The authors attack the distillation question from two angles. The first is whether to use soft distillation (the more traditional approach) or hard distillation (a new method they introduce).
Soft vs. Hard distillation
As we seen by the function above, the soft distillation loss function has two main parts: one that compares the softmax of the student logits to groundtruth, and another that compares the distribution of the student logits to teacher logits (both after softmax). There are also a few parameters adjusting how to weight each end of the loss function and the temperature of the distributions.
Hard-label distillation also has two main parts: one for comparison to groundtruth and one to the teacher. However instead of softly comparing the student and teacher softmax distributions, they instead convert the teacher output to a hard label and compare using cross entropy. This also has the benefit of not needing the gamma or temperature parameters that are present in soft distillation.
Ultimately the paper found that hard-label distillation was superior to soft distillation.
The second angle is the addition of the distillation token. The distillation token is what is used in the teacher/student portion of the hard-label distillation loss function (the class token is used for the student/groundtruth portion). The theory is that the distillation token will learn characteristics optimal for its portion of the loss, while the class token will learn characteristics optimal for its respective portion. This would not be possible if both student/groundtruth and teacher/student portions of the loss function used the same token. In fact, the authors quantify the difference between the distillation and class tokens and find that although they are very similar, they still have meaningful differences. Indicating that the distillation token is carrying different information than the class token.

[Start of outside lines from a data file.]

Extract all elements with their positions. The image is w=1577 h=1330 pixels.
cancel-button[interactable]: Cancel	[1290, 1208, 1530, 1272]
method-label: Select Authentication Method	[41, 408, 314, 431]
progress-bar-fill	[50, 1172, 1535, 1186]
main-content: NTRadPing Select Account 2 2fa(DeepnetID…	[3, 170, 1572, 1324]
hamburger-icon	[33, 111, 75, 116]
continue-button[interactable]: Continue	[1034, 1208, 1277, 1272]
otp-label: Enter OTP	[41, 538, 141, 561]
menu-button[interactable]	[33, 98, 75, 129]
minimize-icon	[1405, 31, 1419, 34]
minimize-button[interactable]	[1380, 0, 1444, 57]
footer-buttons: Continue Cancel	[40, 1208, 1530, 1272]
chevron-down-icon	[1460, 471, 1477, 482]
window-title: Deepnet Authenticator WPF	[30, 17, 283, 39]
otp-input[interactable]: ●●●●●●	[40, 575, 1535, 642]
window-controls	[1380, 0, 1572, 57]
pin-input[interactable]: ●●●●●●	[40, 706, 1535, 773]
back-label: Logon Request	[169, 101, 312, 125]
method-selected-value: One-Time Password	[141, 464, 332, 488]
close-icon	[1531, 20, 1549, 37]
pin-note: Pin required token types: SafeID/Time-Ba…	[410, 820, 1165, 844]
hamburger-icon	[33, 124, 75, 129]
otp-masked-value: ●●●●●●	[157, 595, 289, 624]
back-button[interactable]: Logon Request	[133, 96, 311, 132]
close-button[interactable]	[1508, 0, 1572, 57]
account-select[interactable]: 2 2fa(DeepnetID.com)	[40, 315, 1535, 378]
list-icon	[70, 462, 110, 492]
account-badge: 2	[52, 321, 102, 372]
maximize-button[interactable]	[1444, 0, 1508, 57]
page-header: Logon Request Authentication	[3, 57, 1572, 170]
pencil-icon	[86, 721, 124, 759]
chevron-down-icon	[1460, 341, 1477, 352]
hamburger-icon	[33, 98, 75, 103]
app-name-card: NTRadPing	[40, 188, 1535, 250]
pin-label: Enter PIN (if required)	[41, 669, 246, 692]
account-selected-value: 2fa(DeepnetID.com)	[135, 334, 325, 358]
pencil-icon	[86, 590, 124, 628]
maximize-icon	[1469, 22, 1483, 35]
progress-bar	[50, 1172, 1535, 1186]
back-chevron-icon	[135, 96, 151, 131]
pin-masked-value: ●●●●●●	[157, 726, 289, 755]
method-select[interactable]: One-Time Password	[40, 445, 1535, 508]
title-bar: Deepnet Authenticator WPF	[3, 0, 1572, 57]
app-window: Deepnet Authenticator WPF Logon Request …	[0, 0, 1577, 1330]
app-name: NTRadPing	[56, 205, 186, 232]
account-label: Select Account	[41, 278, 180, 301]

The distillation token is input into the transformer encoder in the same manner as the class token. If you would like to see more about how the class token operates see my previous post on ViT. I also show the tensor operations involved below.
Below is a depiction of the tensor operations prior to input into the transformer encoder. (adapted from my post on ViT)
- The image of size H x W x C is unrolled into patches of size P x P x C. The number of patches is equal to H/P * W/P. For instance if the patch size is 16 and the image was 256 x 256 then there would be 16 * 16 = 256 patches.
- The pixels in each patch are flattened into one dimension.
- The patches are projected via a linear layer that outputs a latent vector of size D.
- The clf token and distillation token are added the patch sequence. They are learnable embeddings of size D that will ultimately be used for the global hard distillation loss function after they are fed through the transformer.
- Positional encodings are then added to the patches. The positional embeddings are learnable embeddings (rather than sinusoidal, like those used in the original Transformer architecture).
Here I visualize the global hard distillation loss function.
Note that this loss only applies during student model training. During inference time to make classifications the distillation and class tokens are added together, the resulting tensor is then used to make the class prediction.
Hope you enjoyed the post. Cheers :).